Eastern and Western cultures vary in various ways, and local cultures within a region can also vary tremendously. These differences go far beyond the social manners we first learn when entering a new context. Thais think far differently from Westerners. On top of that, the main factor in the Thai sex industry is personal and family brokenness that fosters endemic childhood trauma. Visitors must understand that one-time interventions do not solve these factors, and it is possible for us to make things worse.

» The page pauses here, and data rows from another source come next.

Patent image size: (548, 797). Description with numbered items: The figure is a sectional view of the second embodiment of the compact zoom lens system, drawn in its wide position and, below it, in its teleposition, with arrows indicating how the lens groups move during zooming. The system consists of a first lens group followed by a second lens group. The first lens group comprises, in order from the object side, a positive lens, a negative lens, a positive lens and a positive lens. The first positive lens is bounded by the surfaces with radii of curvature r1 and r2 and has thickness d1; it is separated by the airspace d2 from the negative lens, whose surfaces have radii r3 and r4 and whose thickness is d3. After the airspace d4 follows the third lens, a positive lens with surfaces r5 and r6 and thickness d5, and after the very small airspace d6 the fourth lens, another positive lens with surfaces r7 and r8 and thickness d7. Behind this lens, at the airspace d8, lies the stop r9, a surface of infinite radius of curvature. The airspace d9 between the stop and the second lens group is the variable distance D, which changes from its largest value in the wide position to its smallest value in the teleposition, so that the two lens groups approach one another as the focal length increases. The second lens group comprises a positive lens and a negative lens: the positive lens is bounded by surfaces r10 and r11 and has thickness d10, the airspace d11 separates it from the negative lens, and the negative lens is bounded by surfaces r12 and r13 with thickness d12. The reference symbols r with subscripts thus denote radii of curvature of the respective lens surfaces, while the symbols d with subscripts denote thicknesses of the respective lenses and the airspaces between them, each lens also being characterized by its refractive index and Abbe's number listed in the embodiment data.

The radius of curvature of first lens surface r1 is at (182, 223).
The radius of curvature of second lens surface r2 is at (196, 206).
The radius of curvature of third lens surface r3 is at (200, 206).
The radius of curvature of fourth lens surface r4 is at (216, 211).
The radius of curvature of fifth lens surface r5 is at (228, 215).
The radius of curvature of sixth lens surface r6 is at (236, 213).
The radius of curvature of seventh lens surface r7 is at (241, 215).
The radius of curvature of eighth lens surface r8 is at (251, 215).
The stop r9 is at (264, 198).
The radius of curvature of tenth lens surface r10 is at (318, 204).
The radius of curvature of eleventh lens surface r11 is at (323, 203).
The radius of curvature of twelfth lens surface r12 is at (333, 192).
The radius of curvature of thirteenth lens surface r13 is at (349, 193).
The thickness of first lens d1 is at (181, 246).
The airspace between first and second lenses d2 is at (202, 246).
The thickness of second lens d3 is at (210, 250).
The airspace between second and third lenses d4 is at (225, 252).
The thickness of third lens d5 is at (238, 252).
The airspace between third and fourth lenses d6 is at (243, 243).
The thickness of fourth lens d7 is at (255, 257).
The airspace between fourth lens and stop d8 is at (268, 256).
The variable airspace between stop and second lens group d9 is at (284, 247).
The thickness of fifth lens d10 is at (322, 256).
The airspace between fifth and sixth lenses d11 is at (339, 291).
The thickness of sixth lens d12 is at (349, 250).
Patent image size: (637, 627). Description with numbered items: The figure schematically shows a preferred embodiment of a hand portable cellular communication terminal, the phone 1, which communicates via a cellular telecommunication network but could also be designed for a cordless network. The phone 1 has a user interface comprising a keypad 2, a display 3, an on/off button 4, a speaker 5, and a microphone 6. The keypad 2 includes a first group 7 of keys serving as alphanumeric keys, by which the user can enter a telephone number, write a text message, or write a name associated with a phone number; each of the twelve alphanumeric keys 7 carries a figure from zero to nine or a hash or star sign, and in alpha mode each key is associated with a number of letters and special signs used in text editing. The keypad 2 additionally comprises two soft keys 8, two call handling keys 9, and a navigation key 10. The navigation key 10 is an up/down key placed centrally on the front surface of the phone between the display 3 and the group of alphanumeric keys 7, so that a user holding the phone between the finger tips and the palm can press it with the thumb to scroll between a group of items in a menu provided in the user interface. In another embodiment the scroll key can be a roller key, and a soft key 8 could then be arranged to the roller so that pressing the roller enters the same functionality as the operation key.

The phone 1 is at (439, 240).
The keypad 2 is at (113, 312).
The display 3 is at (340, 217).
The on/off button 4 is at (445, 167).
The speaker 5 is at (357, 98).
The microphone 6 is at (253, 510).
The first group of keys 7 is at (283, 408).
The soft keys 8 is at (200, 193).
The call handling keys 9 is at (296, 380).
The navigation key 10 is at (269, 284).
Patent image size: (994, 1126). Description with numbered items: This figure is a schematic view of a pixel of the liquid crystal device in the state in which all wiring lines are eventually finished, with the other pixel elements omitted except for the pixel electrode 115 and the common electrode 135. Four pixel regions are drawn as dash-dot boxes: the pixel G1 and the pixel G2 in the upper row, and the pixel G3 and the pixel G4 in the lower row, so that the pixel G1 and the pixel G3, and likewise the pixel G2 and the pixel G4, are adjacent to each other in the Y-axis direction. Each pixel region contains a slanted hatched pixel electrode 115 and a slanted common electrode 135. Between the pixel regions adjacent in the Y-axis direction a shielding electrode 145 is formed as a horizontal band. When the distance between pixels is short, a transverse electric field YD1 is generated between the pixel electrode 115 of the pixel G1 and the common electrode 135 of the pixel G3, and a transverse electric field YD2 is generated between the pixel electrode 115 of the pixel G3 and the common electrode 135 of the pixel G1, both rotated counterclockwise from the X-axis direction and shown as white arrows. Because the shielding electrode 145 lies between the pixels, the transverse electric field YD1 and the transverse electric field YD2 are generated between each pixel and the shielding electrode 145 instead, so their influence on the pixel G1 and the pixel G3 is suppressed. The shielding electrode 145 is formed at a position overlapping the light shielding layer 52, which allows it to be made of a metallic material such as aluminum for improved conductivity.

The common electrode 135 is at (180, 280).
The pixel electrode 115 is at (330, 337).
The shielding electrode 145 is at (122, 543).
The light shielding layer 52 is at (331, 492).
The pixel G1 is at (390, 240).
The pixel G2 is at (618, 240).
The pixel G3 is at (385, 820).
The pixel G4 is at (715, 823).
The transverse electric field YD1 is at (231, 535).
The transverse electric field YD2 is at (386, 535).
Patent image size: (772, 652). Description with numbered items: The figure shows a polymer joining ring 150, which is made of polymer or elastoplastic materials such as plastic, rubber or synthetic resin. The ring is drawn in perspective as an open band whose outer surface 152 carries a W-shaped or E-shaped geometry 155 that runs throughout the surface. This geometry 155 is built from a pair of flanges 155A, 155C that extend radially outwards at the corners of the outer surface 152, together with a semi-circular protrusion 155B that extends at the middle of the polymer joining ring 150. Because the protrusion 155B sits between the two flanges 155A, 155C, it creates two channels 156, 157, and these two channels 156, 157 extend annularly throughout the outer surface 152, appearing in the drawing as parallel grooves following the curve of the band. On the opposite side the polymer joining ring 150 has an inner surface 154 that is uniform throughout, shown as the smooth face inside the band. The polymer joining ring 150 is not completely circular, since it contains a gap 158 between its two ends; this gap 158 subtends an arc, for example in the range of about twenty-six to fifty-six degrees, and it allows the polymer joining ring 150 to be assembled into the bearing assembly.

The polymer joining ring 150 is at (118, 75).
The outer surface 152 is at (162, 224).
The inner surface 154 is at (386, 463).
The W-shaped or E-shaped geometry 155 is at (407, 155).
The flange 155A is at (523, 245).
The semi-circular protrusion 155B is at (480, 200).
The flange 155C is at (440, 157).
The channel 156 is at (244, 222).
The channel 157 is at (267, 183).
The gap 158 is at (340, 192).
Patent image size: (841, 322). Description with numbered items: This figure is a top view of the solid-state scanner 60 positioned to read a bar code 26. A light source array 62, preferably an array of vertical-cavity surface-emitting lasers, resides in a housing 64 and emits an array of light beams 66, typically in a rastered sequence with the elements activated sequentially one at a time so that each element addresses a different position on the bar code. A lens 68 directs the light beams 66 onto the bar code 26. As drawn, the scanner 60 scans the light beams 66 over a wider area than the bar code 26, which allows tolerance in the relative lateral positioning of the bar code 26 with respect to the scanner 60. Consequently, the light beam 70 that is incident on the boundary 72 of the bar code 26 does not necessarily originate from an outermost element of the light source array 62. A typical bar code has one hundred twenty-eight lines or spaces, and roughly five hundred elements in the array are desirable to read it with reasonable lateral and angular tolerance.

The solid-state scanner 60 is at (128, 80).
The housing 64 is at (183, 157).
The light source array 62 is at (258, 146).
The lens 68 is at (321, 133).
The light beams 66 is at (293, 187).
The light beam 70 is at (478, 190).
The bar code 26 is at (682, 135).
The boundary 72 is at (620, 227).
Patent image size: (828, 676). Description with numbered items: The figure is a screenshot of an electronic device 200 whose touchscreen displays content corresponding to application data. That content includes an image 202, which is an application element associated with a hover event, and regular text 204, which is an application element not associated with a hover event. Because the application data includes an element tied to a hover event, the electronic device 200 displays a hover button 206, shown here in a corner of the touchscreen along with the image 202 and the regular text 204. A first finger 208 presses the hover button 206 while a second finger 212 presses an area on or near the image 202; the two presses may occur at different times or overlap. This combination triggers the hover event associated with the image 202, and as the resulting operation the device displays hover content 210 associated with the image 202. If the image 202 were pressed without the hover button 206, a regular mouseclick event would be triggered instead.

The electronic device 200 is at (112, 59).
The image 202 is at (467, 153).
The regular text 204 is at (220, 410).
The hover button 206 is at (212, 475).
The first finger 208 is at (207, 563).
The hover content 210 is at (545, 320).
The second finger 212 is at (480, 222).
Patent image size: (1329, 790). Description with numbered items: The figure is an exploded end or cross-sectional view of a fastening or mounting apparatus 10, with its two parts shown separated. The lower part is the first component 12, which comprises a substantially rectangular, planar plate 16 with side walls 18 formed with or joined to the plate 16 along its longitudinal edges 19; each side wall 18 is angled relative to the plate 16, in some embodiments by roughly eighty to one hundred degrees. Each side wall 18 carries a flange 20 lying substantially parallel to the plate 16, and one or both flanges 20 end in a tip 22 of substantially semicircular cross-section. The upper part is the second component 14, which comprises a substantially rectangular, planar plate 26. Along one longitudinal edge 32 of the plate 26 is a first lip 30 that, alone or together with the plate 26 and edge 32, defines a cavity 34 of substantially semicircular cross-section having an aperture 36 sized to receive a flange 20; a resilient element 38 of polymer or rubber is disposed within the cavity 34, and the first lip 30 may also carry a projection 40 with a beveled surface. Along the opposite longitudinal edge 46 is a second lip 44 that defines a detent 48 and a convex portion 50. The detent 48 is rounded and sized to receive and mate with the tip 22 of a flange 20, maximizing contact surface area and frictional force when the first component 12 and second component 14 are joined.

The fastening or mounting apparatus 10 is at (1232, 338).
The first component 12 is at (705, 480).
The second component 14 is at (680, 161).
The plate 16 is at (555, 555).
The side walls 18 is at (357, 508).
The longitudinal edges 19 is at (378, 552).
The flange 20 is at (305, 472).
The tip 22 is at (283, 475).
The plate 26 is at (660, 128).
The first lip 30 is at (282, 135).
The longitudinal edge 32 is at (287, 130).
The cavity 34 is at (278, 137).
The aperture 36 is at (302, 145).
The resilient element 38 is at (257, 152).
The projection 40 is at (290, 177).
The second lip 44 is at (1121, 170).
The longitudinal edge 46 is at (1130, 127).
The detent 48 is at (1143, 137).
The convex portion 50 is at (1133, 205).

Here is one example: Poor children experience abandonment trauma when parents are required to work long hours or be away from home for extended periods. The last thing these parents intend is to abandon their children; it is the painful result of their poverty situation. These children may be moved to different caregivers out of necessity, and this impermanence will tend to create a sense in the child of being an unlovable burden. The attention-craving of such a child makes her really fun and adorable for visiting mission teams, but while visits by kind and safe strangers will make her happy, the repeated loss she experiences every time another visitor comes and goes can also reinforce the lack of personal value she already feels.

The Only Answers are Long-Term

Rescue is a small part of the long, bumpy path to recovery. Traumatized people, especially those hurt and deprived since childhood, often need to learn or relearn nearly everything: how to manage money, how to handle stress, how to parent, how to get along with others, how to prevent relapse, and how to work a regular job, to name just a few. Meanwhile, they still need food, housing, and transportation, and their kids have to go to school with no assistance from their broken families. Their rough pasts leave them susceptible to health problems, so they need good medical services, often including psychiatric care.

We have seen Jesus wonderfully and dramatically transform lives, but never in a short time. It isn’t that an encounter with Jesus cannot change someone, but simply that the environment of the typical lower-class new believer is so strongly hostile to the love and truth of Jesus that relapse is virtually inevitable.

Jesus transformed the world not through starting programs but by building people, and our reach-teach-send strategy is the same. While dysfunctional environments are an obstacle, God’s power is bringing more and more people to increasing wholeness, and they are having an increasingly positive influence on others. This is slow, steady, and long-term work. However, this does not mean that short-term visitors cannot help. You just need to be prepared for a job matching your skill and knowledge.

Under the surface hurt

Further Stats

Economic Challenges

  • Thailand is a developed country but has some of the most extreme income inequality in the world.
  • 14% of children live below the poverty line.
  • Thailand scores 3.8 out of 10 for Children’s Rights in the Workplace, primarily due to challenges with child labor and working conditions for parents and caregivers.
  • In many cases, sex work is often the only viable alternative for women in communities coping with poverty, unemployment, failed marriages, and family obligations in the nearly complete absence of social welfare programs. It is often a more flexible, remunerative, and less time-consuming option for single mothers with children than factory or service work. (ILO)
  • Close to US$300 million is transferred annually to rural families by women working in the sex sector in urban areas.

Domestic Abuse and Intimate Partner Violence

  • 58% of children (aged 1-14 years) experienced physical punishment and/or psychological aggression by caregivers.
  • A 2018 study found that 22.9% of women in urban areas reported physical violence, 29.9% reported sexual violence, and 41.1% reported physical or sexual violence or both. 33.8% of women in rural areas reported physical violence, 28.9% reported sexual violence, and 47.4% reported physical or sexual violence or both.